Zhonghua Shao Shang Za Zhi. 2011 Jun;27(3):169-72.
To investigate the protective effect of ginsenoside Re on myocardial cells of neonatal SD rat with hypoxia injury, and to explore its mechanism.
The primary passage of myocardial cells collected from neonatal SD rats were divided into A group (with ordinary treatment), B group [exposed to hypoxia (1% O2, 5% CO2, 94% N(2)) for 12 hours after being cultured for 48 hours], C group (pretreated with 80 g/L ginsenoside Re for 30 minutes after 48 hours of ordinary culture, then exposed to hypoxia for 12 hours), D group (received the same treatment as used in C group except for using 40 g/L ginsenoside Re), E group (received the same treatment as used in C group except for using 20 g/L ginsenoside Re) according to the random number table, with 6 samples in each group. Myocardial cell supernatants were collected for determination of content of lactate dehydrogenase (LDH) with enzyme linked immunosorbent assay. Fluorescence recovery after photobleaching technique was used to detect gap junction intercellular communication (GJIC). Result was observed by laser scanning confocal microscope. Data were processed with paired t test.
(1) Compared with that in B group [(403 ± 22) U/L], contents of LDH in E, D, and C groups were obviously decreased [(255 ± 16), (241 ± 13), (237 ± 24) U/L, with t value respectively 5.1, 5.2, 8.3, P values all below 0.05]. (2) The fluorescence recovery rate in A group was (74.8 ± 3.6)% 10 min after quenching, which was higher than that in B group [(13.2 ± 5.6)%, t = 15.2, P < 0.01]. The fluorescence recovery rate in C, D, and E groups was respectively (39.5 ± 2.9)%, (36.2 ± 3.1)%, and (34.3 ± 3.9)% 10 min after quenching, all higher than that in B group (with t value respectively -6.6, -41.9, 18.3, P values all below 0.05).

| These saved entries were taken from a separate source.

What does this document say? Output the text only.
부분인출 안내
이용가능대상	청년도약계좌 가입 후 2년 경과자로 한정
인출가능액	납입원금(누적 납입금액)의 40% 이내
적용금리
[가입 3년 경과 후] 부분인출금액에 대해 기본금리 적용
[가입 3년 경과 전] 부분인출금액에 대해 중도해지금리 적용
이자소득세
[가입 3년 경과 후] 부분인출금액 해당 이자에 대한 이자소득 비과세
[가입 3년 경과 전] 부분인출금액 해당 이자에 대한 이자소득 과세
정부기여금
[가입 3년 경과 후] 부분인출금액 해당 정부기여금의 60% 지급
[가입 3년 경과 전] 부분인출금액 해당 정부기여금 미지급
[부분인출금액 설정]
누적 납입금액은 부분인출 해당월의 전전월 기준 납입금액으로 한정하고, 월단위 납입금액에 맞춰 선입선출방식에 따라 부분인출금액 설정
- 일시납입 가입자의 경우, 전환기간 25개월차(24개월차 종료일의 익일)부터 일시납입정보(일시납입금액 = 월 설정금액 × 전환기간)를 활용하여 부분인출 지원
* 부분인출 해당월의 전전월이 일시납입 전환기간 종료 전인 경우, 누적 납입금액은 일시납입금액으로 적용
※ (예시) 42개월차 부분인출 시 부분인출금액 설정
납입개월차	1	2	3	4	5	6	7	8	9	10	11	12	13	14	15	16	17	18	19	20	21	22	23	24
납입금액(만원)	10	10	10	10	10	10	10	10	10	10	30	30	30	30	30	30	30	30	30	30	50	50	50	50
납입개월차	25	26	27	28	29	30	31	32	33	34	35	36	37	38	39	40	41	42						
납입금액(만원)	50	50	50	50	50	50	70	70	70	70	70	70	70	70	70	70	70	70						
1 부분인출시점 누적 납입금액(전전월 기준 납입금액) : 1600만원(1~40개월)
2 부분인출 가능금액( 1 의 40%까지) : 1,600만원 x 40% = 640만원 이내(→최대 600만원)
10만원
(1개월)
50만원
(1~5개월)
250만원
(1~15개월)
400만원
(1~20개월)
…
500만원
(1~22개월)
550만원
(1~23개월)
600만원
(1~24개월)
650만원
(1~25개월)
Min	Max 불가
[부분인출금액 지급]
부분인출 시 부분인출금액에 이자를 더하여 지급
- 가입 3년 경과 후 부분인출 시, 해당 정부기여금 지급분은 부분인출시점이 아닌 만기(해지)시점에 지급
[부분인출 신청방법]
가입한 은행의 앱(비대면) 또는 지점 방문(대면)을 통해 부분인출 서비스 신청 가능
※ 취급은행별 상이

Ginsenoside Re pretreatment, particularly with a dose of 20 g/L, can protect myocardial cells from hypoxia injury, and the effect may be attributable to inhibition of release of LDH and improvement of the GJIC function.

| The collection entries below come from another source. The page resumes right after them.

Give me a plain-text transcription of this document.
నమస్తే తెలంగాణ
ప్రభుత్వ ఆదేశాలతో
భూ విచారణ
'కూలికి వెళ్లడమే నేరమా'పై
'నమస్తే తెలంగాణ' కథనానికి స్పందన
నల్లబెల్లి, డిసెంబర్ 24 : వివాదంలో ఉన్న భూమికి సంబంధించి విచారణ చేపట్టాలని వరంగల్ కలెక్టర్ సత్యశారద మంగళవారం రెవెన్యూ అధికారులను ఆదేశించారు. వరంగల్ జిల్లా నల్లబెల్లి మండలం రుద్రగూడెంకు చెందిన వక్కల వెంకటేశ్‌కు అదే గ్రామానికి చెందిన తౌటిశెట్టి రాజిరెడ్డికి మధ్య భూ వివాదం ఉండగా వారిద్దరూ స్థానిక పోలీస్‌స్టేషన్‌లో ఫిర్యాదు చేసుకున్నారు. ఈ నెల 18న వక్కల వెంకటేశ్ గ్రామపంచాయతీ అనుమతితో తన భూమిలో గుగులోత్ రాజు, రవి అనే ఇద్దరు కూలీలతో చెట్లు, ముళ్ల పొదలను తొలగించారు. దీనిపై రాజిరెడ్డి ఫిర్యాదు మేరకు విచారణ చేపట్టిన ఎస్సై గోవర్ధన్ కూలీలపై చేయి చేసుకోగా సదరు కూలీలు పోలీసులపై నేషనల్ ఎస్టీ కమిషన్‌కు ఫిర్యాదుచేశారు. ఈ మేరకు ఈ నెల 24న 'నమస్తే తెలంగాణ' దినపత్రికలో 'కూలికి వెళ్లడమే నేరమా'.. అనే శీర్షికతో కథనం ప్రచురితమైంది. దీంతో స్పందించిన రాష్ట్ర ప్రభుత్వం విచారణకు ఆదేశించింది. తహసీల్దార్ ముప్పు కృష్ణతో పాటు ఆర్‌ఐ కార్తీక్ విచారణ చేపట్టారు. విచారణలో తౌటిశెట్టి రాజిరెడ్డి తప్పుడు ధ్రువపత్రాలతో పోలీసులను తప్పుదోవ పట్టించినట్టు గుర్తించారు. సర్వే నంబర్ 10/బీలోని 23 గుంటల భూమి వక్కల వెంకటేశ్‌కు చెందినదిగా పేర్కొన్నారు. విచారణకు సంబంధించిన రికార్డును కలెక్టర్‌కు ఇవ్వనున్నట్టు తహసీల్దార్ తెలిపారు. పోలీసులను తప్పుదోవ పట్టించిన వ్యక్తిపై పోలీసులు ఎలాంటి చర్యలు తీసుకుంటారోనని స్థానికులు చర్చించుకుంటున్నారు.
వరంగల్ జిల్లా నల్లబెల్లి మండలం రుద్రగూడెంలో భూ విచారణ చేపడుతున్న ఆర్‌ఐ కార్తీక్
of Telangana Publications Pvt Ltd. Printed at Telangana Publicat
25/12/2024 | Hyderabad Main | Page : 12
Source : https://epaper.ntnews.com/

探讨人参皂苷Re对新生SD大鼠缺氧损伤心肌细胞的保护作用及其机制。
将新生SD大鼠原代培养的心肌细胞按随机数字表法分为A组(常规处理)、B组(培养48小时后置于缺氧环境中12小时,缺氧条件为1%O₂、5%CO₂、94%N₂)、C组(常规培养48小时后用80g/L人参皂苷Re预处理30分钟,再置于缺氧环境中12小时)、D组(处理同C组,人参皂苷Re浓度为40g/L)、E组(处理同C组,人参皂苷Re浓度为20g/L),每组6个样本。收集心肌细胞上清液,采用酶联免疫吸附法测定乳酸脱氢酶(LDH)含量。运用光漂白后荧光恢复技术检测缝隙连接细胞间通讯(GJIC),通过激光扫描共聚焦显微镜观察结果。数据采用配对t检验进行处理。

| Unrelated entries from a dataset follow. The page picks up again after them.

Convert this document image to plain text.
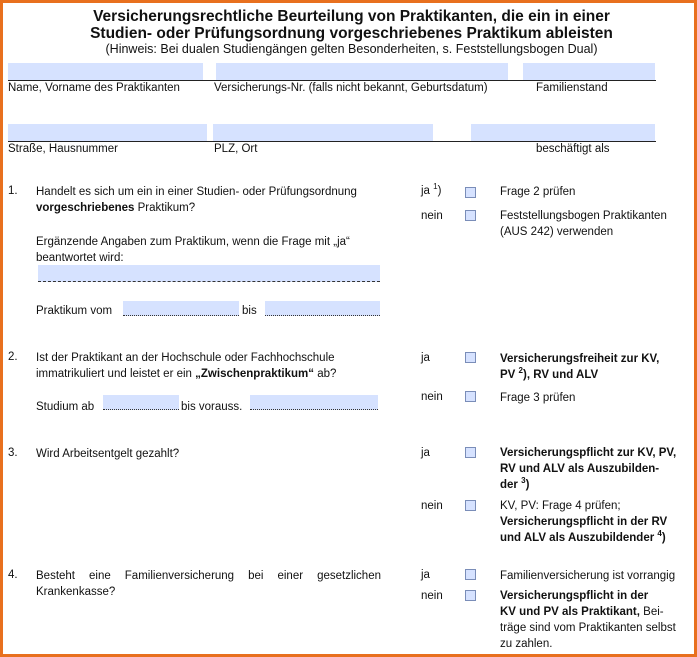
Versicherungsrechtliche Beurteilung von Praktikanten, die ein in einer
Studien- oder Prüfungsordnung vorgeschriebenes Praktikum ableisten
(Hinweis: Bei dualen Studiengängen gelten Besonderheiten, s. Feststellungsbogen Dual)
Name, Vorname des Praktikanten	Versicherungs-Nr. (falls nicht bekannt, Geburtsdatum)	Familienstand
Straße, Hausnummer	PLZ, Ort	beschäftigt als
1. Handelt es sich um ein in einer Studien- oder Prüfungsordnung
vorgeschriebenes Praktikum?
Ergänzende Angaben zum Praktikum, wenn die Frage mit „ja“
beantwortet wird:
Praktikum vom	bis
ja $^1$)	Frage 2 prüfen
nein	Feststellungsbogen Praktikanten
(AUS 242) verwenden
2. Ist der Praktikant an der Hochschule oder Fachhochschule
immatrikuliert und leistet er ein „Zwischenpraktikum“ ab?
Studium ab	bis vorauss.
ja	Versicherungsfreiheit zur KV,
PV $^2$), RV und ALV
nein	Frage 3 prüfen
3. Wird Arbeitsentgelt gezahlt?	ja	Versicherungspflicht zur KV, PV,
RV und ALV als Auszubilden-
der $^3$)
nein	KV, PV: Frage 4 prüfen;
Versicherungspflicht in der RV
und ALV als Auszubildender $^4$)
4. Besteht eine Familienversicherung bei einer gesetzlichen
Krankenkasse?
ja	Familienversicherung ist vorrangig
nein	Versicherungspflicht in der
KV und PV als Praktikant, Bei-
träge sind vom Praktikanten selbst
zu zahlen.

(1)与B组[(403±22)U/L]比较,E、D、C组LDH含量明显降低[(255±16)、(241±13)、(237±24)U/L,t值分别为5.1、5.2、8.3,P值均<0.05]。(2)淬灭10分钟后A组荧光恢复率为(74.8±3.6)%,高于B组[(13.2±5.6)%,t = 15.2,P<0.01]。淬灭10分钟后C、D、E组荧光恢复率分别为(39.5±2.9)%、(36.2±3.1)%、(34.3±3.9)%,均高于B组(t值分别为-6.6、-41.9、18.3,P值均<0.05)。
人参皂苷Re预处理,尤其是20g/L剂量,可保护心肌细胞免受缺氧损伤,其作用可能与抑制LDH释放及改善GJIC功能有关。